Noi vivemmo con lei i momenti dell’attesa e l’arrivo in questo mondo di quel piccolo fiore di nome Kimberly.

Ci sentivamo un po tutte mamme per i sorrisi che ci regalava, ci divertiva ascoltare le sue prime parole incomprensibili.

La mamma la educava, tutte le altre figure di contorno cercavano di esaudire i suoi desideri per conquistare il suo affetto.

La guardavo crescere, notavo che la sua bellezza si perfezionava e aveva una eleganza innata, era aggraziata in ogni suo movimento o gesto.

Fin da piccolissima la bimba manifestò la volontà di voler danzare.

 

Pensai quella fosse la sua strada, tutto in lei era armonia e, guardandola, si rafforzava in me quel convincimento.

Gloria affrontò dei sacrifici per farle frequentare la scuola di danza, ma i risultati ripagavano di ogni cosa.

Gli insegnanti erano convinti che avrebbe avuto un futuro da étoile.

Lei cresceva e con lei la certezza di tutti: quella era la strada giusta. I saggi di fine anno: che meraviglia!

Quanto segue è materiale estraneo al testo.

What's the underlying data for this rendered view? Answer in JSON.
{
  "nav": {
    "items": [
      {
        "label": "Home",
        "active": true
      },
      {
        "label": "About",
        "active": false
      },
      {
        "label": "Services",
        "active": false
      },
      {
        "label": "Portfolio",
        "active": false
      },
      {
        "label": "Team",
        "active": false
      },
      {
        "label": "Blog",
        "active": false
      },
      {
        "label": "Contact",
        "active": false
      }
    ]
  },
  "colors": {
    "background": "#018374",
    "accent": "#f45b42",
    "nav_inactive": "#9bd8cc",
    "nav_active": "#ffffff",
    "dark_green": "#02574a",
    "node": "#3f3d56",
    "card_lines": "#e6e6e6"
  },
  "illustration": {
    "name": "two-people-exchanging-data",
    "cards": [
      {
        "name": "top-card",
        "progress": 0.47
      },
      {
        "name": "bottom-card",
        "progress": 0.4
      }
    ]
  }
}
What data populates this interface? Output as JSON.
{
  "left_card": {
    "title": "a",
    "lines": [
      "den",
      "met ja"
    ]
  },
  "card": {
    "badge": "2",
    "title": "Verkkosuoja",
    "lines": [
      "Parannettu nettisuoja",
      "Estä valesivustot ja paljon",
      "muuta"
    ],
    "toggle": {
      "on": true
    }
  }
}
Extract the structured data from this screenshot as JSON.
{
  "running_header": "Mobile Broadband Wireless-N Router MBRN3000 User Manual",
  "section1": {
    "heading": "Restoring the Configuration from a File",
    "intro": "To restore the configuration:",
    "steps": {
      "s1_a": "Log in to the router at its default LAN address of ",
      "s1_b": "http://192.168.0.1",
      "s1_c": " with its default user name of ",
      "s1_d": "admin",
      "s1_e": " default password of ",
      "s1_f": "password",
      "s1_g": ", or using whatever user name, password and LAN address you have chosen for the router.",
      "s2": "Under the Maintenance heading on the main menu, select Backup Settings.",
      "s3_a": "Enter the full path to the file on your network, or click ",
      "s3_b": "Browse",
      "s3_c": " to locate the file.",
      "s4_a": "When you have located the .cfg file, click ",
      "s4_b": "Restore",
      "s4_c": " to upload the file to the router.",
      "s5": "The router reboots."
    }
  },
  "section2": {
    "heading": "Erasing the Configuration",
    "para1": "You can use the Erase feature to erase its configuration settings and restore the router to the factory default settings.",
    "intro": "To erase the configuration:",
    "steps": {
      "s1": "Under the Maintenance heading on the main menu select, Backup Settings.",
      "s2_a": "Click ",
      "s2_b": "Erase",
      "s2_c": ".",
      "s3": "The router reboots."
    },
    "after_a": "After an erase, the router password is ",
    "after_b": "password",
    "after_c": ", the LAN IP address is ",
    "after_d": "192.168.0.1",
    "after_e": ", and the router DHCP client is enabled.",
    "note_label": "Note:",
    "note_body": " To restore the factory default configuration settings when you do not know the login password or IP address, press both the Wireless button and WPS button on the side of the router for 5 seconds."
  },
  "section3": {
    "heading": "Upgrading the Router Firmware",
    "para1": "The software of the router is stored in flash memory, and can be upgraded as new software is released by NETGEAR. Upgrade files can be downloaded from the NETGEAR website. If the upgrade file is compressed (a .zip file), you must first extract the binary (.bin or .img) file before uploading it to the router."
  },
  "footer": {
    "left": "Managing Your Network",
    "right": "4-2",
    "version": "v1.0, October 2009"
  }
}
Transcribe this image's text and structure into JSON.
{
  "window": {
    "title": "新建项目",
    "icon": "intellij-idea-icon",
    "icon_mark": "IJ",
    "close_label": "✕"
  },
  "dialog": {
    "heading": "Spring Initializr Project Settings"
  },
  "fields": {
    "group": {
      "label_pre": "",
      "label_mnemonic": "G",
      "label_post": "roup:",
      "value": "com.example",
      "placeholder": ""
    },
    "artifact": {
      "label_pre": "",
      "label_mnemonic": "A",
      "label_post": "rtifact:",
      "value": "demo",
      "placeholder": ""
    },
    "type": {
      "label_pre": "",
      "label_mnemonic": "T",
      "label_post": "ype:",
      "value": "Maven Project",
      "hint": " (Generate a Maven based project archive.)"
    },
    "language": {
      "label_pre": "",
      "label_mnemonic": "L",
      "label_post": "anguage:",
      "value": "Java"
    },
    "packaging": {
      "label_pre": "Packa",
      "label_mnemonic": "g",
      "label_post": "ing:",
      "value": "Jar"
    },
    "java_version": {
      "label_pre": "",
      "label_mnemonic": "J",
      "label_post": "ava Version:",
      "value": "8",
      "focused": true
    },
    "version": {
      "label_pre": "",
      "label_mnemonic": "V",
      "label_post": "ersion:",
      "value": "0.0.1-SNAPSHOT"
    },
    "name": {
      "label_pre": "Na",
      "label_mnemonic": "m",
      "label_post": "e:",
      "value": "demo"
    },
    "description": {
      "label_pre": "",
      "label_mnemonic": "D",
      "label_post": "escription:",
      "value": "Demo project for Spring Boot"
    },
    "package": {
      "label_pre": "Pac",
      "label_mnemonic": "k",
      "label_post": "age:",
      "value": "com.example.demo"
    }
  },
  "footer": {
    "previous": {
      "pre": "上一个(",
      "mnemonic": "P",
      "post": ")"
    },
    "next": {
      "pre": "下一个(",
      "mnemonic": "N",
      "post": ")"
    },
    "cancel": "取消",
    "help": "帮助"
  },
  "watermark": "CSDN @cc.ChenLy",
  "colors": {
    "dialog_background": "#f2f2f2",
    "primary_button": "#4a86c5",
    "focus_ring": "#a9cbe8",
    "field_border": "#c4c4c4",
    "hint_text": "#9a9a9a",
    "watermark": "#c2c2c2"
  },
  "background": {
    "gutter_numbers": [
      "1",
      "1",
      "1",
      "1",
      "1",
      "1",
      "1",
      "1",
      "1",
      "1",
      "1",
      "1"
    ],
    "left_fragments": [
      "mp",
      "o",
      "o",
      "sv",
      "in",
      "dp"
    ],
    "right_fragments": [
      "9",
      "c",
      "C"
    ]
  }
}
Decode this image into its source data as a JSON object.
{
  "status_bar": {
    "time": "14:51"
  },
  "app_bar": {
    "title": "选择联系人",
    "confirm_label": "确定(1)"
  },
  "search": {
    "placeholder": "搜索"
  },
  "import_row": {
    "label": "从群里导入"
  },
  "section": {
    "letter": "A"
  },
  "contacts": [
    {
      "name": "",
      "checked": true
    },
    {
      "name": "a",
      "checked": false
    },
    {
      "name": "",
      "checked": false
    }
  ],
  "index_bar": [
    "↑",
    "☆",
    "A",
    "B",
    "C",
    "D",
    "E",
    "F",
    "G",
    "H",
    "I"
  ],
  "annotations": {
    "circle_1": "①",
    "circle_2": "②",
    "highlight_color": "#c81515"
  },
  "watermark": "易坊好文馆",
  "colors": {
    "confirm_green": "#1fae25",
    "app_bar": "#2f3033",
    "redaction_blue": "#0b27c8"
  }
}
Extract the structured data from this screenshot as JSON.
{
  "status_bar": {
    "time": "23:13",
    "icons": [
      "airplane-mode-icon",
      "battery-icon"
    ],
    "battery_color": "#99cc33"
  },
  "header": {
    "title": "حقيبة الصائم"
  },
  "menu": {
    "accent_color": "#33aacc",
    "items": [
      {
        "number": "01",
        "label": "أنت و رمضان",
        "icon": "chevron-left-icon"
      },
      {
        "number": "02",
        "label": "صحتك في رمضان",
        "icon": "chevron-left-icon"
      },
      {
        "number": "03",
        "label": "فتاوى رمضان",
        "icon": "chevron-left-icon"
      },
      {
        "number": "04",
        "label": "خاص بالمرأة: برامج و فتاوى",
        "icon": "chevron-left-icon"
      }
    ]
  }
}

Ricordo questo impalpabile mondo di innocenza e talento, questa nuvola rosa nella quale si muovevano tutti quei tutù, la musica di sottofondo, lo Schiaccianoci o La morte del cigno, un silenzio assoluto in sala poi infranto da un fragoroso applauso e da tanti occhi lucidi.

Quando si guardano i bimbi, la loro gioia, i sorrisi, la spontaneità, si pensa al loro futuro anche se lontano.

Purtroppo questa previsione non è una regola per tutti e Kimberly rientrò nelle eccezioni.

La malattia genera sempre dolore, paura, ma è fonte di disperazione quando è incurabile.

Assurdo pensare che questo possa succedere ad una bimba di 11 anni.

Quel fisico perfetto, nato per danzare come una farfalla cominciò ad indebolirsi, la sua linfa vitale venne brutalmente attaccata da un nemico spietato e quel piccolo fiore, in breve tempo, appassì.

Quando accade una brutta favola come questa viene da chiedersi: “perché è accaduto a lei così piccola, che aveva tanta voglia di vivere?”

Avevo sempre paragonato la malattia ad una punizione, a una giusta espiazione per una colpa grave, ma la storia di Kimberly smontò totalmente questa mia convinzione.

È triste, ma il male colpisce proprio quando sei pieno di speranze e di progetti.